Wenn 
            der Geist erstmal aus der Flasche entwichen ist, dann hat man Schwierigkeiten 
            ihn wieder einzufangen. Wer die Flasche des Bossanova entkorkte, ist 
            nicht bekannt - aber eigentlich hatte man diesen melancholischen Rhythmus 
            Brasiliens, der Ende der 1950er Jahre entstanden war, längst 
            ins musikhistorische Regal gestellt. Prädikat: schön, aber 
            von gestern.
          Doch 
            jetzt hat jemand die Flasche geöffnet - und seither schlägt 
            Bossa Nova weltweit wieder Wellen. Vielleicht war es Bebel Gilberto, 
            die vor einigen Jahren von New York aus in die Spuren ihrer berühmten 
            Familie trat: ihres Vaters João Gilberto und ihrer Stiefmutter 
            Astrud ("The girl from Ipanema"), aber auch ihrer leiblichen 
            Mutter Miucha, auch diese eine berühmte Sängerin. Zwei Alben 
            veröffentlichte Bebel bislang, auf denen sie mit einer absolut 
            modernen, elektronisch unterstützten Version des Bossanova überzeugte, 
            doch offenbar ist sie längst nicht die einzige, die an die Zeitlosigkeit 
            der vergangen gewähnten Rhythmen glaubte. Vor allem in der Dance-Szene 
            Nordamerikas und Europas war Bossanova immer angesagtes Thema, und 
            von dort kehrte er nach Brasilien zurück. 
          Aus 
            Rio kommt dieser Tage bereits das dritte Album eines weiteren Bossanova-Projekts: 
            Bossacucanova, ein Trio aus DJ Dalua, Marcio Menescal und Alexandre 
            Moreira. Auch sie arbeiten mit zeitgemäßem Equipment, mixen 
            Bossa und Samba zu einem lässig temperamentvollen Dancesound. 

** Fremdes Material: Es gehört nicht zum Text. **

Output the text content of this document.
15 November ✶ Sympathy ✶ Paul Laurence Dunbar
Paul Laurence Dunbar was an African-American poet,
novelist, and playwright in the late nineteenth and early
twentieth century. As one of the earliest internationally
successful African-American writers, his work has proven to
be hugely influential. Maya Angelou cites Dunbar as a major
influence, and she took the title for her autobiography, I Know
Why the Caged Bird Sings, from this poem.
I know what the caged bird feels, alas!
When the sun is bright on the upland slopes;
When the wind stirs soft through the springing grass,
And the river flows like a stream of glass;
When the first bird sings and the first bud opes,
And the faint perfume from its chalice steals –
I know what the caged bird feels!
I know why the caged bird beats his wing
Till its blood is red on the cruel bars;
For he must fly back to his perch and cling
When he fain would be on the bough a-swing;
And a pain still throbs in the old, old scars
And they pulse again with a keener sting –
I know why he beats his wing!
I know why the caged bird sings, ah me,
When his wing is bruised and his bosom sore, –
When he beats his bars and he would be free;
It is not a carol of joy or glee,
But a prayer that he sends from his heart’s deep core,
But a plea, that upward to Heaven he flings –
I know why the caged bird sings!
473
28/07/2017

            Dabei bedienen sie sich nicht nur eigener Kompositionen, sondern auch 
            einiger Klassiker des Genres: Jobims "Águas de Marco", 
            Baden Powells "Feitinha pro poeta" und "Vai Levando" 
            (Caetano Veloso/Chico Buarque). Deren legendären Sound adaptiert 
            das Trio mit souveräner Selbstverständlichkeit, als seien 
            die Titel speziell für sie geschrieben.
          Tatsächlich 
            mussten sie noch nicht einmal viel verändern. Lediglich einige 
            elektronische Spielereien unterstützen die treibende Basis des 
            Sounds, geben ihm zusätzliche Energie, doch das wirklich Begeisternde 
            dieser Musik braucht überhaupt keine digitale Nachbearbeitung, 
            es funktioniert heute noch genau so wie vor vierzig, fünfzig 
            Jahren. 
          Bossacucanova, 
            die auch bei dieser Produktion von vielen Vertretern der neuen Generation 
            des Bossanova unterstützt wurden, knüpfen durch die Verbindung 
            alter Meister, junger Nachwuchsstars und internationaler Sounds ein 
            Band der Verständigung sowohl zwischen den Generationen als auch 
            zwischen verschiedenen Kulturen. Sie beweisen damit, wie sehr die 
            brasilianischen Wurzeln von Samba und Bossanova Teil des globalen 
            Mainstreams geworden sind. Genau genommen konnte der Geist der Flasche 
            gar nicht entkommen - er war nie drin.